By Ryan Thorpe Source:Global Times Published: 2017/4/5 18:28:39

Illustration: Chen Xia/GT



Two years ago, I did nothing for Tomb-Sweeping Day. I had spent less than a year in China at that point and had very little curiosity about this new country. I focused on my work and getting settled and never gave more than a fleeting thought to the actual meaning of the holiday.

After realizing that I was going to be spending some serious time living in China, I decided that I would participate in all its major holidays, with Tomb-Sweeping Day being no less of an exception. Only after asking my friends, though, did I learn how the holiday honored and respected the dead.

As an American, the idea of a holiday that specifically focused on the dead fascinated me. Americans avoid the subject of death as much as possible. In the early days of the US funeral processions were a thing, but now such public displays of grief are restricted to funeral homes; something that is felt strictly between you, the deceased and his/her family.

As I've gotten older, I've had to attend the occasional funeral. Some were packed with friends and family, but others were sparsely attended. Unless I was extremely close with the passed individual, I was unlikely to ever visit their grave.

In China, it's very different. The Chinese continue to have close relationships with those who have died regardless of the decades or centuries that have passed. Tomb-Sweeping Day is an occasion to visit their graves, honor their memories and offer them gifts.

My Chinese friends explained that people in China burn items or money for the deceased to use in the afterlife. As a Christian, there is little talk of money in heaven. Our afterlife is a place of judgment, and after that judgment, there's little use for currency of any denomination.

This Tomb-Sweeping Day, though, I decided to help out my deceased grandparents who might need some cash or an iPhone. So I grabbed a Chinese friend and found a shop that sold such offerings for the dead. We explained my situation to the store owner and after some deliberation he gave me a yellow envelope that he said was "the best way to get something to someone very far away."

Apparently, the fact that my grandparents died across the world in the US caused him some concerns, but I wasn't about to let that stop me. The shop owner also picked out some gold and silver teals and stacks of fake American hundred dollar bills. He didn't think I should be burning Chinese currency for my American ancestors, and I did not question his logic.

We wrote their names on a bag, were given chalk and incense, and directed to a spot by the river.
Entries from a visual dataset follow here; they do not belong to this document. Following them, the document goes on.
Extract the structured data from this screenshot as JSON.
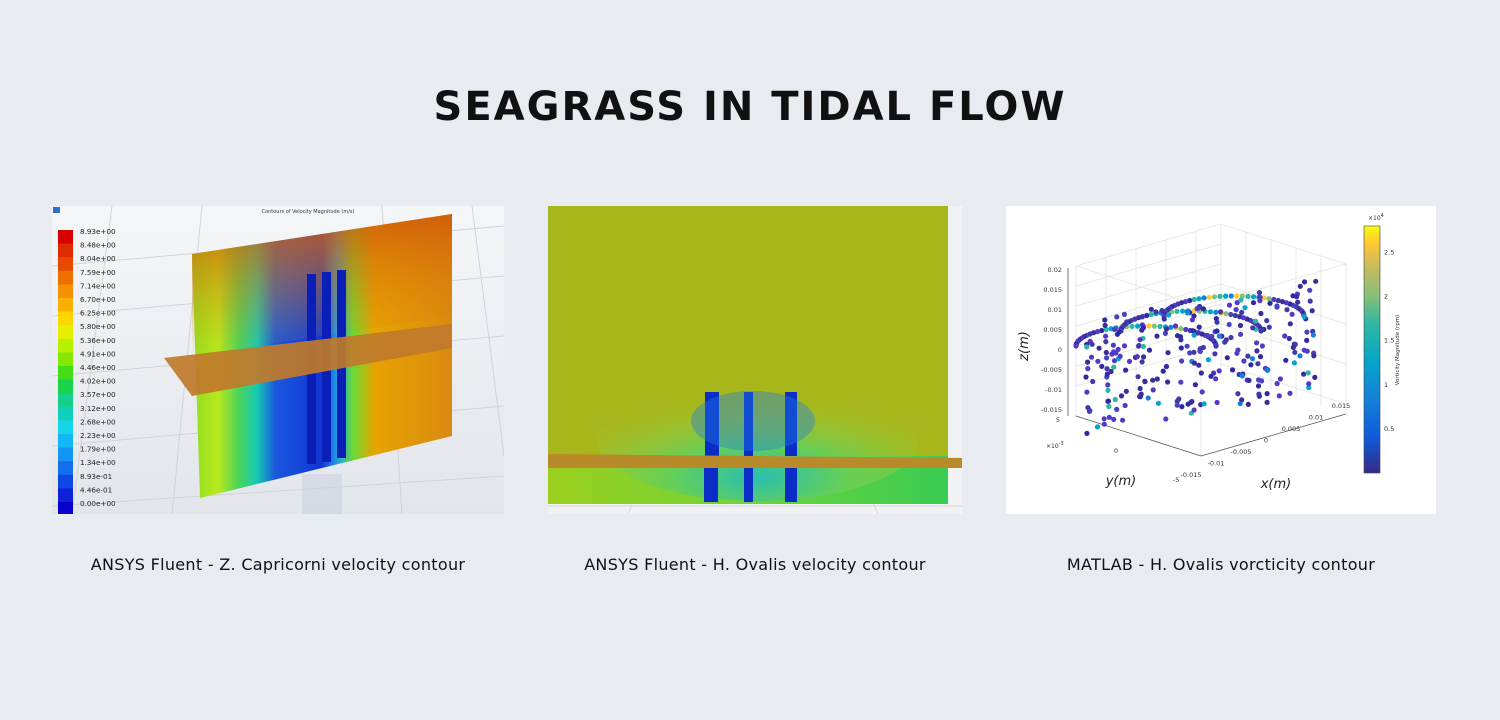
{
  "page": {
    "title": "SEAGRASS IN TIDAL FLOW"
  },
  "panels": [
    {
      "caption": "ANSYS Fluent - Z. Capricorni velocity contour",
      "plot_title": "Contours of Velocity Magnitude (m/s)",
      "colorbar_labels": [
        "8.93e+00",
        "8.48e+00",
        "8.04e+00",
        "7.59e+00",
        "7.14e+00",
        "6.70e+00",
        "6.25e+00",
        "5.80e+00",
        "5.36e+00",
        "4.91e+00",
        "4.46e+00",
        "4.02e+00",
        "3.57e+00",
        "3.12e+00",
        "2.68e+00",
        "2.23e+00",
        "1.79e+00",
        "1.34e+00",
        "8.93e-01",
        "4.46e-01",
        "0.00e+00"
      ],
      "colorbar_colors": [
        "#d50000",
        "#e02a00",
        "#e84b00",
        "#ee6e00",
        "#f59000",
        "#f9b000",
        "#ffd500",
        "#e6ef00",
        "#b8f000",
        "#86e800",
        "#43dc17",
        "#19d34a",
        "#14d08a",
        "#12cfbb",
        "#14d6e8",
        "#11b8f5",
        "#1694f5",
        "#146ff0",
        "#1046e4",
        "#0b22d8",
        "#0700ca"
      ]
    },
    {
      "caption": "ANSYS Fluent - H. Ovalis velocity contour"
    },
    {
      "caption": "MATLAB - H. Ovalis vorcticity contour",
      "colorbar_exponent": "×10",
      "colorbar_exponent_power": "4",
      "colorbar_ticks": [
        "2.5",
        "2",
        "1.5",
        "1",
        "0.5"
      ],
      "colorbar_label": "Vorticity Magnitude (rpm)",
      "z_label": "z(m)",
      "y_label": "y(m)",
      "x_label": "x(m)",
      "z_ticks": [
        "0.02",
        "0.015",
        "0.01",
        "0.005",
        "0",
        "-0.005",
        "-0.01",
        "-0.015"
      ],
      "y_exponent": "×10",
      "y_exponent_power": "-3",
      "y_ticks": [
        "5",
        "0",
        "-5"
      ],
      "x_ticks": [
        "-0.015",
        "-0.01",
        "-0.005",
        "0",
        "0.005",
        "0.01",
        "0.015"
      ]
    }
  ]
}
There I saw many locals burning their envelopes. I found a place for myself and drew an open oval on the ground. I placed my offerings inside and then lit it all on fire. I poked it with a stick to make sure it burned all the way through, as bundles of cash tend to burn slowly and unevenly.

As the pyre burned, my friend instructed me to light incense, bow and think of my grandparents. It felt unnatural bowing so deeply, but thinking of them calmed me. I remembered riding on a tractor with my grandfather, sitting on the patio with my grandmother, and fishing in the river behind their house. Those brief flashes were more than I'd thought of them in years.

I don't know if I performed the ceremony correctly, but at least my heart was in the right place. For me, part of living abroad is discovering the wisdom of another people and place and participating in a country's customs and holidays is a good place to start.

The opinions expressed in this article are the author's own and do not necessarily reflect the views of the Global Times.